Feeding the kitten an hour or so before your bedtime can give it plenty of time for all this to happen.

Make sure your kitten’s litter box is located in a convenient place for it to use at night but also as far as possible away from its food and water dishes.  

Some kittens get hungry during the night, and having a bowl of dry food available at all times keeps them happier and less active.

Kittens always need a bowl of fresh water available at all times. Stress from unavailable food, water, or litterbox access could cause a kitten to get more active and agitated.

Kittens also need a warm, cozy, safe place to sleep. For many, that spot is right on the bed with their human.

However, if your kitten does not sleep with you, make sure it has a designated place with comfy bedding and a feeling of safety. Cozy baskets and enclosed ‘igloo’ style sleeping quarters give kittens what they need to settle down and sleep.  


6. Medical Problems and Night time Active Kittens

A kitten that’s acting crazy at night could have a medical problem that’s causing the behavior. A medical cause is not as likely as the other reasons listed above, but if nothing seems to reduce the behavior, a trip to the veterinarian’s office may be in order to rule out health issues.

A medical problem in a kitten is likely to be accompanied by meowing and other obvious signs of distress or sickness along with possible nighttime activity.

One health issue that can make kittens overactive is flea allergies or an infestation of fleas. If your kitten has fleas, taking action quickly is vital to keep the infestation from spreading and taking hold in your home.

Flea allergies happen when a kitten or other pet becomes sensitive to fleas and reacts strongly to a bite. Scratching and chewing are primary symptoms.


Testing for Fleas

One way to tell if your kitten has fleas is to use a fine-toothed comb to comb through its hair. Do this over a light-colored, easily-cleanable or disposable surface such as a linoleum floor, a piece of cardboard, or a large piece of white paper.

Small bits of stuff will come out of the kitten’s hair as you comb it. Then use a spray bottle of water on a mist setting to lightly spray the bits of stuff. If you see red spots emerging, this indicates blood from flea droppings.

Animals with flea problems often bite at the base of their tail, scratch their neck and face, and repeatedly lick parts of their body.

To end a flea infestation take these steps:

  • Wash all human and pet bedding in hot, soapy water.
  • Vacuum carpets, rugs, and floors and then immediately dispose of the vacuum cleaner bag.
  • Give all pets in the house an anti-flea bath or dusting treatment.
  • Use a commercial ‘flea-bomb’ to treat your house if the infestation is severe. Read and closely follow all package directions.

When using a flea-treatment product on a kitten, be certain it is designed for kittens.
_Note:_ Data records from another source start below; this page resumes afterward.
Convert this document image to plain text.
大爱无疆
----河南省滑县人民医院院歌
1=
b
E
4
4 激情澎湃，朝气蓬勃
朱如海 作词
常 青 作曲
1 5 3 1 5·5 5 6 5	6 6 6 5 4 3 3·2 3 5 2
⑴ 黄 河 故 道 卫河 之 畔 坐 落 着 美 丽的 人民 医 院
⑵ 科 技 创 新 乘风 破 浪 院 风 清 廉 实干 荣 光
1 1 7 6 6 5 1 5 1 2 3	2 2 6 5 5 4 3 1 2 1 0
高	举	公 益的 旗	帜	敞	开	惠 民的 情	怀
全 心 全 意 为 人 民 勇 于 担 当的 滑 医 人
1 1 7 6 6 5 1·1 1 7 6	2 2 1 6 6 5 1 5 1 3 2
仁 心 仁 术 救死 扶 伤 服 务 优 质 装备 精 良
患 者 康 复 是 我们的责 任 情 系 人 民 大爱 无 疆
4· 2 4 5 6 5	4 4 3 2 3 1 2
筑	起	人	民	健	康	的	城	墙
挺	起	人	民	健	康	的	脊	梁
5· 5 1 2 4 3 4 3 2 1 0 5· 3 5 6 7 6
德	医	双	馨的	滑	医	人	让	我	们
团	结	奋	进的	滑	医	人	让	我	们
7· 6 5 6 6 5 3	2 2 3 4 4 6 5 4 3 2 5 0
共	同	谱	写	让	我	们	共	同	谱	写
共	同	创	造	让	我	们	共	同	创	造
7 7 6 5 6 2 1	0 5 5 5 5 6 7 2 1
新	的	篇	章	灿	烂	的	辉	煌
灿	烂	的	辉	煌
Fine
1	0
Ask a veterinarian for a recommendation for a suitable product for your pet.


Feline Hyperesthesia Syndrome and Over-active Kittens

Another much less common medical problem that can cause a kitten or older cat to become suddenly hyper-active is called Feline hyperesthesia syndrome (FHS.)

No one knows for sure what causes FHS, and it is not a dangerous health condition. But it does produce strange, hyper-active behavior in some felines.
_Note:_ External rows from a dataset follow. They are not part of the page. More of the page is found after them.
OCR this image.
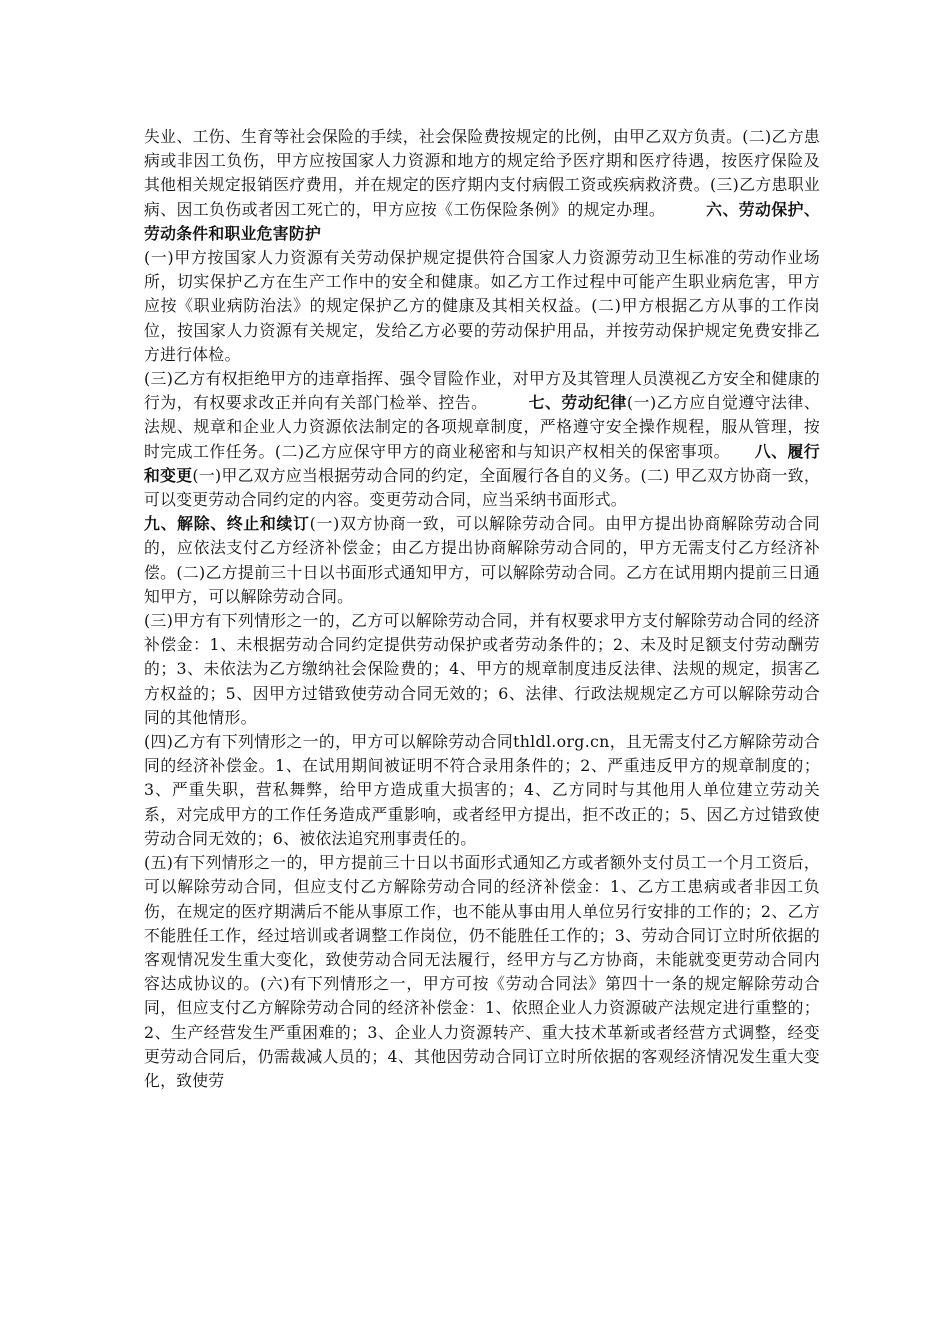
失业、工伤、生育等社会保险的手续，社会保险费按规定的比例，由甲乙双方负责。(二)乙方患病或非因工负伤，甲方应按国家人力资源和地方的规定给予医疗期和医疗待遇，按医疗保险及其他相关规定报销医疗费用，并在规定的医疗期内支付病假工资或疾病救济费。(三)乙方患职业病、因工负伤或者因工死亡的，甲方应按《工伤保险条例》的规定办理。　　　六、劳动保护、劳动条件和职业危害防护

(一)甲方按国家人力资源有关劳动保护规定提供符合国家人力资源劳动卫生标准的劳动作业场所，切实保护乙方在生产工作中的安全和健康。如乙方工作过程中可能产生职业病危害，甲方应按《职业病防治法》的规定保护乙方的健康及其相关权益。(二)甲方根据乙方从事的工作岗位，按国家人力资源有关规定，发给乙方必要的劳动保护用品，并按劳动保护规定免费安排乙方进行体检。

(三)乙方有权拒绝甲方的违章指挥、强令冒险作业，对甲方及其管理人员漠视乙方安全和健康的行为，有权要求改正并向有关部门检举、控告。　　　七、劳动纪律(一)乙方应自觉遵守法律、法规、规章和企业人力资源依法制定的各项规章制度，严格遵守安全操作规程，服从管理，按时完成工作任务。(二)乙方应保守甲方的商业秘密和与知识产权相关的保密事项。　　八、履行和变更(一)甲乙双方应当根据劳动合同的约定，全面履行各自的义务。(二) 甲乙双方协商一致，可以变更劳动合同约定的内容。变更劳动合同，应当采纳书面形式。

九、解除、终止和续订(一)双方协商一致，可以解除劳动合同。由甲方提出协商解除劳动合同的，应依法支付乙方经济补偿金；由乙方提出协商解除劳动合同的，甲方无需支付乙方经济补偿。(二)乙方提前三十日以书面形式通知甲方，可以解除劳动合同。乙方在试用期内提前三日通知甲方，可以解除劳动合同。

(三)甲方有下列情形之一的，乙方可以解除劳动合同，并有权要求甲方支付解除劳动合同的经济补偿金：1、未根据劳动合同约定提供劳动保护或者劳动条件的；2、未及时足额支付劳动酬劳的；3、未依法为乙方缴纳社会保险费的；4、甲方的规章制度违反法律、法规的规定，损害乙方权益的；5、因甲方过错致使劳动合同无效的；6、法律、行政法规规定乙方可以解除劳动合同的其他情形。

(四)乙方有下列情形之一的，甲方可以解除劳动合同thldl.org.cn，且无需支付乙方解除劳动合同的经济补偿金。1、在试用期间被证明不符合录用条件的；2、严重违反甲方的规章制度的；3、严重失职，营私舞弊，给甲方造成重大损害的；4、乙方同时与其他用人单位建立劳动关系，对完成甲方的工作任务造成严重影响，或者经甲方提出，拒不改正的；5、因乙方过错致使劳动合同无效的；6、被依法追究刑事责任的。

(五)有下列情形之一的，甲方提前三十日以书面形式通知乙方或者额外支付员工一个月工资后，可以解除劳动合同，但应支付乙方解除劳动合同的经济补偿金：1、乙方工患病或者非因工负伤，在规定的医疗期满后不能从事原工作，也不能从事由用人单位另行安排的工作的；2、乙方不能胜任工作，经过培训或者调整工作岗位，仍不能胜任工作的；3、劳动合同订立时所依据的客观情况发生重大变化，致使劳动合同无法履行，经甲方与乙方协商，未能就变更劳动合同内容达成协议的。(六)有下列情形之一，甲方可按《劳动合同法》第四十一条的规定解除劳动合同，但应支付乙方解除劳动合同的经济补偿金：1、依照企业人力资源破产法规定进行重整的；2、生产经营发生严重困难的；3、企业人力资源转产、重大技术革新或者经营方式调整，经变更劳动合同后，仍需裁减人员的；4、其他因劳动合同订立时所依据的客观经济情况发生重大变化，致使劳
The behavior usually starts when a person touches the cat near its tail or hindquarters. This triggers the cat to start biting at its tail, grooming like crazy, scratching, or running around wildly. Sometimes the animal’s skin ripples for a few seconds.

The wild behavior usually does not last more than a few minutes, but the pet may get injured from biting or scratching itself, damage something as it runs around, or injure a person with its crazy antics.
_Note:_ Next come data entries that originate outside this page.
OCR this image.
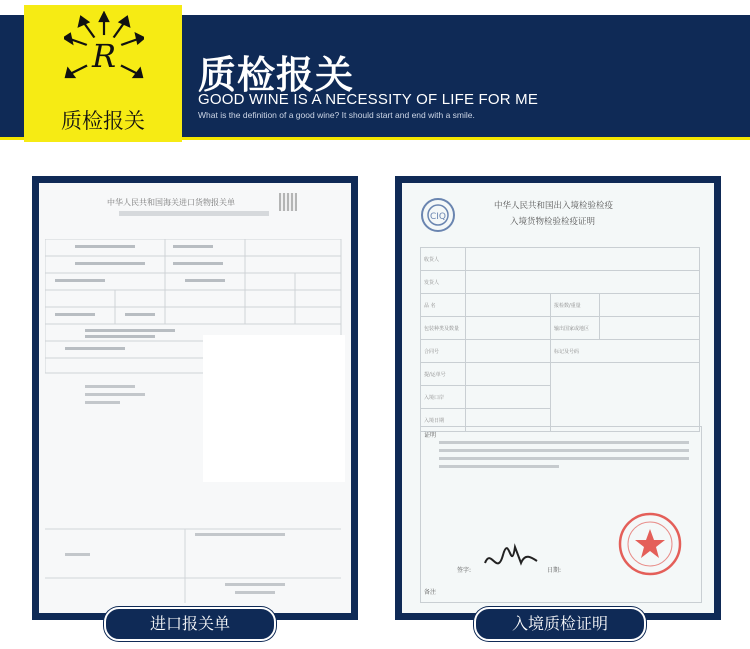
R
质检报关
质检报关
GOOD WINE IS A NECESSITY OF LIFE FOR ME
What is the definition of a good wine? It should start and end with a smile.
中华人民共和国海关进口货物报关单
CIQ
中华人民共和国出入境检验检疫
入境货物检验检疫证明
收货人			
发货人			
品 名		报检数/重量	
包装种类及数量		输出国家或地区	
合同号		标记及号码	
提/运单号			
入境口岸			
入境日期			
证明
签字:	日期:
备注
进口报关单	入境质检证明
If your kitten seems to have symptoms of FHS, talk to a veterinarian about how to handle it.


Conclusion about Kittens Going Crazy at Night

If your kitten is driving you crazy by going crazy at night,

  • Play with it daily in the morning and evening.
  • Give it toys and activities to work-out its predatory urges.
  • Confine it to a room or area where it can do no harm by rampaging around.
  • Make sure it always has a clean litterbox, food, water, and a safe and comfy bed.

By taking these steps, your kitten can be a kitten, and you can still get a good night’s sleep.